Despite the beauty of the country we couldn't get out fast enough and up to Scotland.

.


----------



## GMJ (Jun 24, 2014)

Kev_n_Liz said:


> Despite the beauty of the country we couldn't get out fast enough and up to Scotland.
> 
> .


Good stuff, keep it up...more room for us :grin2:

Graham:smile2:


----------



## Brock (Jun 14, 2005)

I prefer the east coast. The scenery is more gentle as is the weather. Fife is beautiful and has good links with other parts of Scotland.

If you are willing to risk the cold, then Inverness is ideally placed for both sides of the country with the added benefit of the mild Moray Firth.

Had the weather been more promising, I would have recommended going further north to Brora as your final destination. There is a Caravan Club site there and a Camping & Caravan Club CS.


----------



## HarleyDave (Jul 1, 2007)

electrajohnt said:


> Now CVO Road Glide


Nice - although the Road Glide is not to everyone's taste

Mine is a CVO too but currently with bog standard black paint

All the fancy pinstriped panels are up in the loft until I come to sell...

Cheers

Dave


----------



## munron (Feb 18, 2011)

CandA said:


> Sometimes it can be raining in Inverness and sunny in Ullapool.
> CandA


Possibly, but there's a much greater chance of it raining in Ullapool while it's sunny in Inverness


----------



## Pudsey_Bear (Sep 25, 2008)

HarleyDave said:


> Nice - although the Road Glide is not to everyone's taste
> 
> Mine is a CVO too but currently with bog standard black paint
> 
> ...


Always fancied the Fat Boy, but ended up getting a Heritage Softail Classic, as I liked the way it was set up.

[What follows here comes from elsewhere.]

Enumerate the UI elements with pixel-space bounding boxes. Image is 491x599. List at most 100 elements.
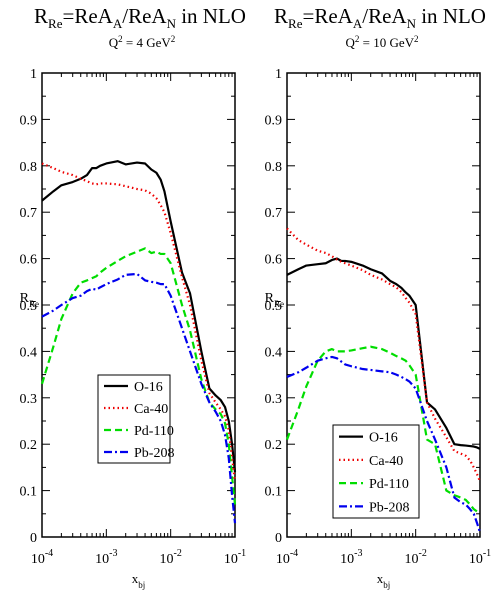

Had the Ex Police for my first HD, PXd a ST100 for that in Andrews Scarborough, Sold that and bought the new Heritage Classic, that got nicked, so bought Electra glide std, and added my own box etc to my style, that too got nicked, so I packed in with Harleys, last bike was a VN1500 nice bike, smooth an reliable but too revvy, ended up flogging that been bikeless since, would like another HD, but can't have that and a MH, so it came down to how often I could use one, MH won.

.


----------